After weather scrubbed SpaceX’s first attempt to launch CRS-23, they will be trying again tonight. This mission will feature a Falcon 9 rocket launching the company’s Dragon 2 cargo vehicle to the International Space Station. This will be SpaceX’s 23rd mission for NASA’s Commercial Resupply Services program and 3rd for the CRS-2 contract.
Date: Sunday, August 29th at 3:14 a.m. EDT
Rocket: SpaceX Falcon 9 (B1061-4)
Capsule: Dragon 2 Cargo (C208-2)
Launch Pad: LC-39A, Kennedy Space Center, Florida
Destination: International Space Station, Low Earth Orbit
Landing Site: A Shortfall of Gravitas, Atlantic Ocean
SpaceX’s Dragon 2 capsule was developed for NASA’s Commercial Crew Program as an upgraded crewed version of the original Dragon capsule. The Dragon 1 capsule served reliably for SpaceX and NASA and visited the ISS 20 times.
The improved Dragon 2 variant allows SpaceX to autonomously dock with one of the ISS’s two IDA, International Docking Adapter, ports. These ports, named IDA-2 and IDA-3 (IDA-1 was lost in the CRS-7 anomaly) are on the Harmony module with IDA-3 currently being used by Dragon Endeavour. That means C208-2 will be arriving at IDA-2.
Like all Dragon flights before it, CRS-23 will be launching on top of a Falcon 9 rocket, SpaceX’s workhorse vehicle. The Falcon 9 gets its name from the 9 Merlin engines it uses on its reusable first stage to lift the payload through the majority of the atmosphere. After the first stage is finished, the second stage and its single vacuum optimized Merlin take over to carry the Dragon spacecraft to orbit.

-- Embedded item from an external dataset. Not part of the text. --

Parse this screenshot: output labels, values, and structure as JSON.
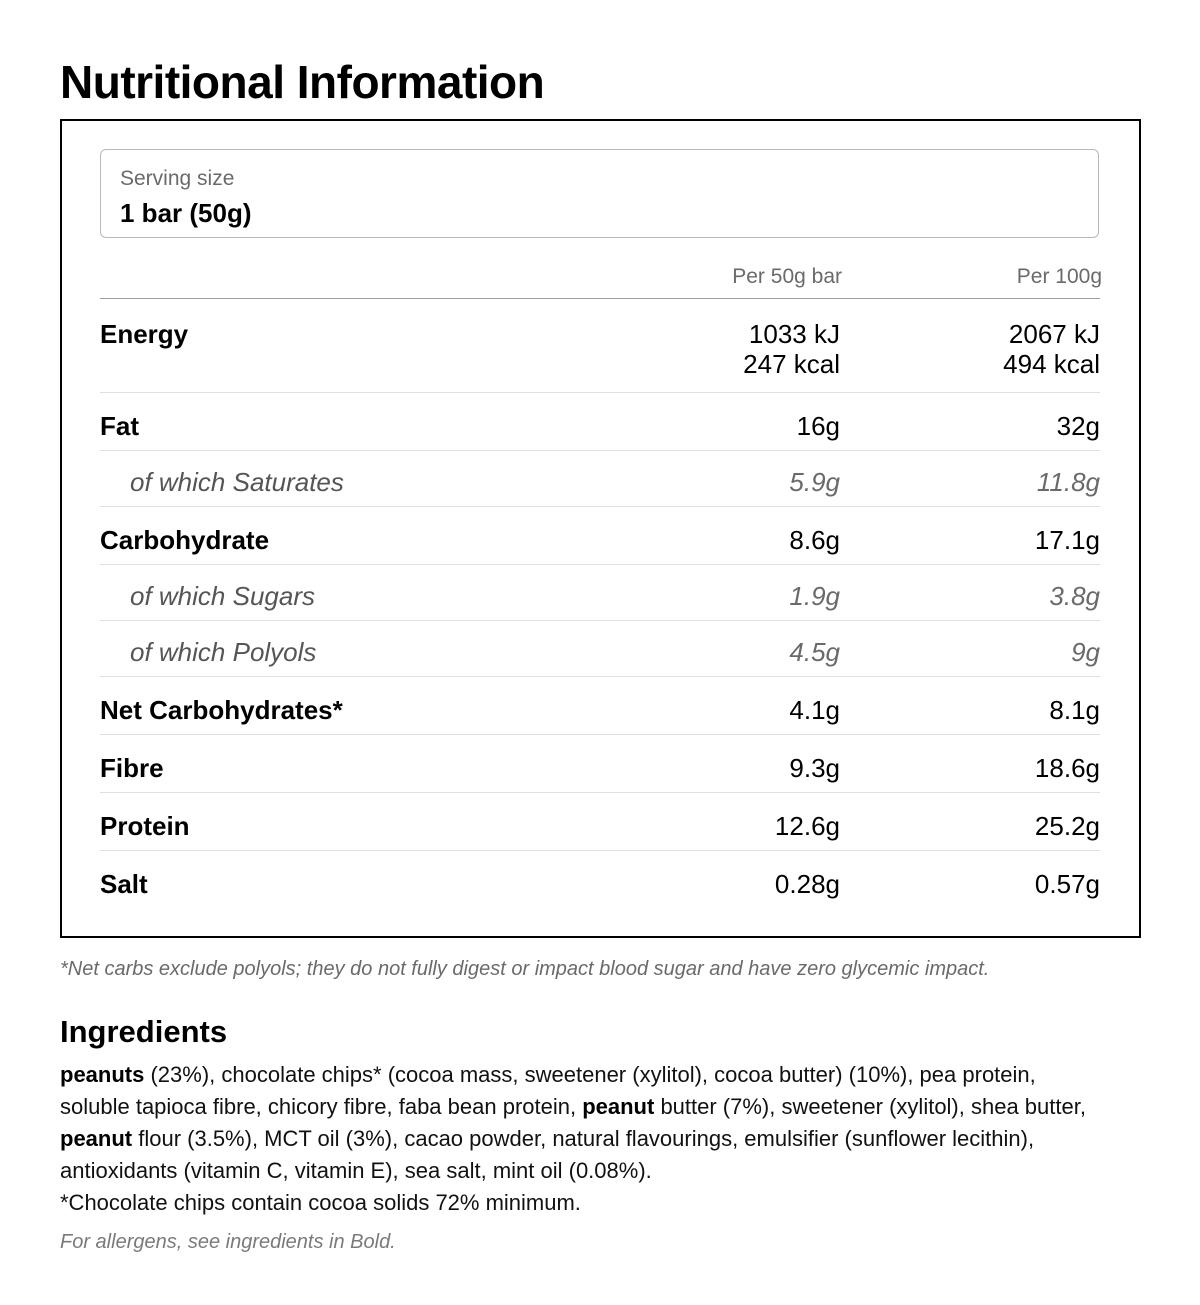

In total, the Falcon 9 has launched 123 times with one failure in flight and one in preflight tests giving SpaceX a 98% success rate. The Falcon 9 rocket was the first orbital rocket to be recovered and reused again. So far it has proven that reusability is a viable option in the industry with several companies following suit.
SpaceX launch weather
The weather was a big concern for SpaceX last night as it scrubbed the launch at about T-10 minutes. Weather again will be difficult to manage for tonight’s launch attempt. While Hurricane Ida will pull a lot of the moisture out of the air. Still, Space Launch Delta 45 only gives SpaceX a 60% probability of good launch weather.
Current concerns are cumulus clouds and precipitation which could cause the launch to be pushed back to early Tuesday morning. On Tuesday weather improves greatly with an 80% probability of good launch weather. The concern for that day is only cumulus clouds.
CRS-23 Launch Updates
Sunday, August 29, 3:27 p.m. EDT: SpaceX’s CRS-23 cargo Dragon has deployed from the second stage.
Sunday, August 29, 3:23 p.m. EDT: SECO-1, second engine cut-off
Sunday, August 29, 3:23 p.m. EDT: Landing confirmed for the first time on SpaceX’s A Shortfall of Gravitas droneship!
Sunday, August 29, 3:22 p.m. EDT: Booster landing burn start.
Sunday, August 29, 3:21 p.m. EDT: Entry burn shut down.
Sunday, August 29, 3:21 p.m. EDT: Entry burn has begun for the Falcon 9 booster.
Sunday, August 29, 3:18 p.m. EDT: Boost back burn has ended.
Sunday, August 29, 3:18 p.m. EDT: Second stage ignition and the booster has begun its boost back burn.
Sunday, August 29, 3:17 p.m. EDT: MECO, Main engine cut-off and stage separation.
Sunday, August 29, 3:16 p.m. EDT: Falcon 9 has passed through Max-Q, the maximum point of aerodynamic pressure.
Sunday, August 29, 3:15 p.m. EDT: Liftoff of SpaceX’s CRS-23 mission to the ISS.
Sunday, August 29, 3:14 p.m. EDT: Falcon 9 is go for launch.
Sunday, August 29, 3:14 p.m. EDT: Falcon 9 is in startup.
Sunday, August 29, 3:13 p.m. EDT: Stage 2 Liquid Oxygen loading has finished.
Sunday, August 29, 3:12 p.m. EDT: The Strongback has begun retracting from the rocket.
Sunday, August 29, 2:54 p.m. EDT: The second stage has been fully fueled with RP-1.
Sunday, August 29, 2:38 p.m. EDT: Teams have given the GO for propellent loading.
Sunday, August 29, 2:32 p.m. EDT: With just under an hour left in the count. Weather has improved a bit to 80% probability of favorable weather this morning.